Let's start by making the file just executable by the user, the permission 700. And now we can execute the file: 

#> chmod 700 hello_world 
#> ls -l hello_world
-rwx------ 1 aviv scs 7856 Dec 23 13:51 hello_world
#> ./hello_world
Hellow World!

This file can only be execute by the user, not by anyone else because the permission for the group and the world are still 0. To add group and world permission to execute, we use the permission setting 711: 

#> chmod 711 hello_world 
#> ls -l hello_world 
-rwx--x--x 1 aviv scs 7856 Dec 23 13:51 hello_world

At times using octets can be cumbersome, for example, when you want to set all the execute or read bits but don't want to calculate the octet. In those cases you can use shorhands.

  • r, w, x shorthands for permission bit read, write and execute
  • The + indicates to add a permission, as in +x or +w
  • The - indacetes to remove a permission, as in -x or -w
  • u, g, a shorthands for permission bit user, group, and gloabl (or all)

Then we can change the permission 

chmod +x file   <-- set all the execute bits
chmod a+r file  <-- set the file world readable
chmod -r  file  <-- unset all the read bits
chmod gu+w file <-- set the group and user write bits to true

Depending on the situations, both the octets and the shorthands are preferred.

3.4 Changing File Ownership and Group

The last piece of the puzzle is how do we change the ownership and group of a file. Two commands:

  • chown user file/directory : change owner of the file/directory to the user
  • chgrp group file.directory : change group of the file to the group

Permission to change the owner of a file is reserved only for the super user for security reasons. However, changing the group of the file is reserved only for the owner. 

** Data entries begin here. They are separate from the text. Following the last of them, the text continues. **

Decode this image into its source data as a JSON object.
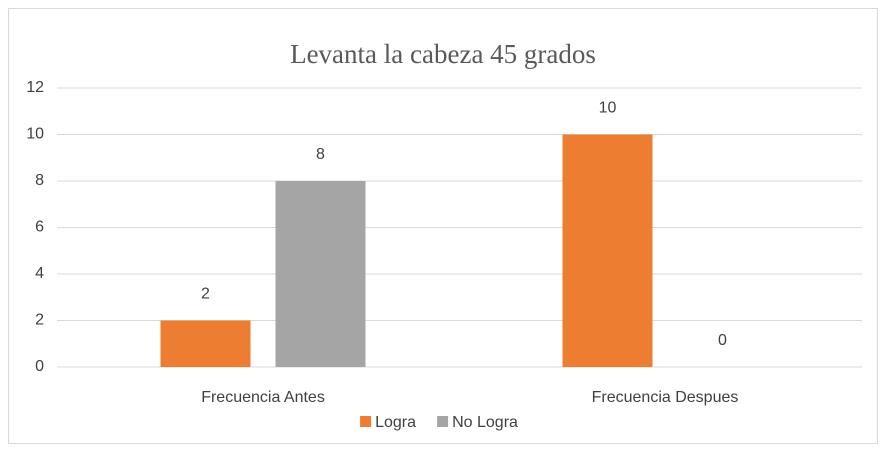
{
  "chart_data": {
    "type": "bar",
    "title": "Levanta la cabeza 45 grados",
    "categories": [
      "Frecuencia Antes",
      "Frecuencia Despues"
    ],
    "series": [
      {
        "name": "Logra",
        "color": "#ed7d31",
        "values": [
          2,
          10
        ]
      },
      {
        "name": "No Logra",
        "color": "#a5a5a5",
        "values": [
          8,
          0
        ]
      }
    ],
    "ylim": [
      0,
      12
    ],
    "yticks": [
      0,
      2,
      4,
      6,
      8,
      10,
      12
    ],
    "grid": true,
    "data_labels": true,
    "legend": "bottom"
  }
}
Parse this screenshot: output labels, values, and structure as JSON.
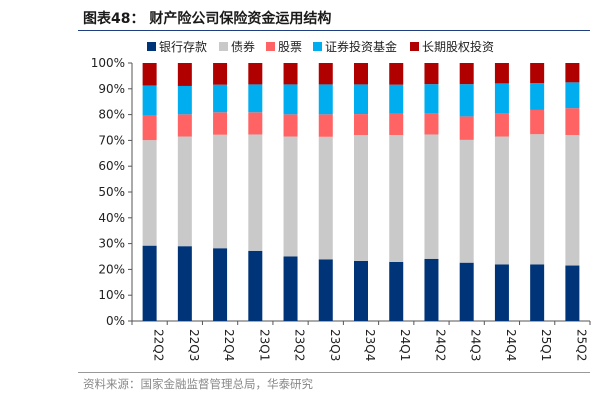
{
  "title": "图表48：  财产险公司保险资金运用结构",
  "source": "资料来源：国家金融监督管理总局，华泰研究",
  "chart_data": {
    "type": "bar",
    "stacked": true,
    "title": "财产险公司保险资金运用结构",
    "xlabel": "",
    "ylabel": "",
    "ylim": [
      0,
      100
    ],
    "yticks": [
      "0%",
      "10%",
      "20%",
      "30%",
      "40%",
      "50%",
      "60%",
      "70%",
      "80%",
      "90%",
      "100%"
    ],
    "legend_position": "top",
    "categories": [
      "22Q2",
      "22Q3",
      "22Q4",
      "23Q1",
      "23Q2",
      "23Q3",
      "23Q4",
      "24Q1",
      "24Q2",
      "24Q3",
      "24Q4",
      "25Q1",
      "25Q2"
    ],
    "series": [
      {
        "name": "银行存款",
        "color": "#003478",
        "values": [
          29.2,
          29.0,
          28.2,
          27.2,
          25.0,
          23.9,
          23.3,
          22.9,
          24.1,
          22.6,
          21.9,
          21.9,
          21.5
        ]
      },
      {
        "name": "债券",
        "color": "#c9c9c9",
        "values": [
          40.9,
          42.5,
          44.0,
          45.1,
          46.5,
          47.5,
          48.8,
          49.2,
          48.2,
          47.6,
          49.6,
          50.5,
          50.6
        ]
      },
      {
        "name": "股票",
        "color": "#ff6363",
        "values": [
          9.5,
          8.6,
          8.7,
          8.6,
          8.6,
          8.7,
          8.1,
          8.2,
          8.3,
          9.1,
          9.1,
          9.4,
          10.4
        ]
      },
      {
        "name": "证券投资基金",
        "color": "#00aeef",
        "values": [
          11.7,
          11.0,
          10.7,
          10.8,
          11.6,
          11.6,
          11.5,
          11.3,
          11.2,
          12.5,
          11.5,
          10.4,
          10.0
        ]
      },
      {
        "name": "长期股权投资",
        "color": "#b00000",
        "values": [
          8.7,
          8.9,
          8.4,
          8.3,
          8.3,
          8.3,
          8.3,
          8.4,
          8.2,
          8.2,
          7.9,
          7.8,
          7.5
        ]
      }
    ]
  }
}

aviv@saddleback: demo $ ls -l
total 16
-rwxr-x--- 1 aviv scs 9133 Dec 29 10:39 helloworld
-rw-r----- 1 aviv scs   99 Dec 29 10:39 helloworld.cpp
aviv@saddleback: demo $ chgrp mids helloworld
aviv@saddleback: demo $ ls -l
total 16
-rwxr-x--- 1 aviv mids 9133 Dec 29 10:39 helloworld
-rw-r----- 1 aviv scs    99 Dec 29 10:39 helloworld.cpp

Note now the hello world program is in the mids group. I can still execute it because I am the owner: 

aviv@saddleback: demo $ ./helloworld 
Hello World

However if I were to change the owner, to say, pepin, we get the following error: 

  aviv@saddleback: demo $ chown pepin helloworld
chown: changing ownership of ‘helloworld’: Operation not permitted

Consider why this might be. If any user can change the ownership of a file, then they could potentially upgrade or downgrade the permissions of files inadvertently, violating a security requirement. As such, only the super user, or the administrator, can change ownership settings.